The interconnectivity of network industries with international systems are regulated at the international level through a range of European and international agreements, arrangements and institutions. The state has the authority to become a party to any agreement and a member of any organisation, in pursuit of the goal of ensuring that Bosnian public utilities comply with international standards, and that Bosnian citizens, companies, goods and services enjoy access to international markets. Under the Constitution, this gives the state the authority to establish regulatory structures.

"Bosnia and Herzegovina shall assume responsibility for such other matters as are... necessary to preserve the sovereignty, territorial integrity, political independence and international personality of Bosnia and Herzegovina, in accordance with the division of responsibilities between the institutions of Bosnia and Herzegovina. Additional institutions may be established as necessary to carry out such responsibilities."

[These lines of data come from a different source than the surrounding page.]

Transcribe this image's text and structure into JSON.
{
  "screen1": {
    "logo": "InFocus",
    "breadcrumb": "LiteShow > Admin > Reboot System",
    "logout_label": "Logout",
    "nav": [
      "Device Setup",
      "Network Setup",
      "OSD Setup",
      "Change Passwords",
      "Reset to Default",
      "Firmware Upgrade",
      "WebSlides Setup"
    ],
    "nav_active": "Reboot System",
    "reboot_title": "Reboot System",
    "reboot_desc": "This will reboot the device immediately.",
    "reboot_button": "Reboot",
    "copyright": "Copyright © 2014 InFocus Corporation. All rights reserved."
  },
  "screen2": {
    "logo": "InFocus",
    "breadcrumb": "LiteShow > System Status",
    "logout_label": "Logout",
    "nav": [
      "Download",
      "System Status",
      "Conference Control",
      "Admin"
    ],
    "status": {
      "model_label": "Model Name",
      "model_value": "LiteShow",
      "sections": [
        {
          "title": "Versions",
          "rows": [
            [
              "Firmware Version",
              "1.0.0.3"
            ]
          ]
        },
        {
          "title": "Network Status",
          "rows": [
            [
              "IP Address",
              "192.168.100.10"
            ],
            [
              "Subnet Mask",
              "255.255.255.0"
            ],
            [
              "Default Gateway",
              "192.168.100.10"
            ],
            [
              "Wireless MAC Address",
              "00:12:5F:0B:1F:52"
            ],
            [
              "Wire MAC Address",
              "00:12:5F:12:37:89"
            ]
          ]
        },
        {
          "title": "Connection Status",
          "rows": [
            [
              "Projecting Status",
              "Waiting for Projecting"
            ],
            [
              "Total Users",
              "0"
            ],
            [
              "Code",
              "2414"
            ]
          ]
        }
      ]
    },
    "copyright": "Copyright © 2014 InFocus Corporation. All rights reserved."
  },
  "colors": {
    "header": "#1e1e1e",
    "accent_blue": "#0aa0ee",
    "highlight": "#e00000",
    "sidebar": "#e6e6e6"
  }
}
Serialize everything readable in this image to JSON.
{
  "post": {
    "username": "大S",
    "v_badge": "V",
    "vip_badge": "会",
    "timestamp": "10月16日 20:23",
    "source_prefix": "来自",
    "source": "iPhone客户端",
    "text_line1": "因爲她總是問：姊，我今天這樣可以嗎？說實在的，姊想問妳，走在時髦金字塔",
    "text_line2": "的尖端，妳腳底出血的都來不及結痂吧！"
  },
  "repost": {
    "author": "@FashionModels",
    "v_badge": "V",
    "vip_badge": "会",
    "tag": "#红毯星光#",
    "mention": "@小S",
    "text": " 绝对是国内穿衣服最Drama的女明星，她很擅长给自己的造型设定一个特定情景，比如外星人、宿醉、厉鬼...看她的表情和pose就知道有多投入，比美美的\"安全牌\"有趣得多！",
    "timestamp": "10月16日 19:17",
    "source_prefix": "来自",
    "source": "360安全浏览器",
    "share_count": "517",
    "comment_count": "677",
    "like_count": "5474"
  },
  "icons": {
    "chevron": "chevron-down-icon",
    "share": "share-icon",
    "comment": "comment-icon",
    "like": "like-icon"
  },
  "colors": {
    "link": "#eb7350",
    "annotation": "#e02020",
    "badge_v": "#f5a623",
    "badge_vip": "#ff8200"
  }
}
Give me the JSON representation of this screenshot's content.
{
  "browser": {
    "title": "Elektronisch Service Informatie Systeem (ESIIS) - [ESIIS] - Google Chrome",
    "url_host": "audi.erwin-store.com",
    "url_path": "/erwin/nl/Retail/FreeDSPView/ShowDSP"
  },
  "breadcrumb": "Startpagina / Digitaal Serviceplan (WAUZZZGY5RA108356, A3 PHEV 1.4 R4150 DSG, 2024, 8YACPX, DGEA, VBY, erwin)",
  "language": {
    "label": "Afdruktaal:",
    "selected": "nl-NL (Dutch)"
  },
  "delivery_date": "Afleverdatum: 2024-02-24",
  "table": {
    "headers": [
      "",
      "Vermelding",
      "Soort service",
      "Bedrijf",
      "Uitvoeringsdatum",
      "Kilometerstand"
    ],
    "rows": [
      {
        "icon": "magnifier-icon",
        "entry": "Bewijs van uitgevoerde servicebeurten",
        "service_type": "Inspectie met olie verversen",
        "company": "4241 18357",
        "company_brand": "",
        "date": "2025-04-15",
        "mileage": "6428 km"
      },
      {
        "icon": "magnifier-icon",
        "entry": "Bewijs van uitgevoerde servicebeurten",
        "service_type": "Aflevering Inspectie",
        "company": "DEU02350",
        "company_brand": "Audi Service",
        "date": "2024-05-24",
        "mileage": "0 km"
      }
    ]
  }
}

For this reason, OHR has concluded that the state is "fully competent to regulate this sector, in a manner consistent with its constitutional responsibilities and international obligations, and in so doing to establish, as the State sees fit, appropriate regulatory bodies. The state may exercise this competence completely and directly, or it may allow the entities to enter and partially occupy the field in a way regulated by it... The electromagnetic spectrum can be viewed as a strategic resource of Bosnia and Herzegovina which must be available to the state for such use and it deems appropriate for such purposes as national security or border control."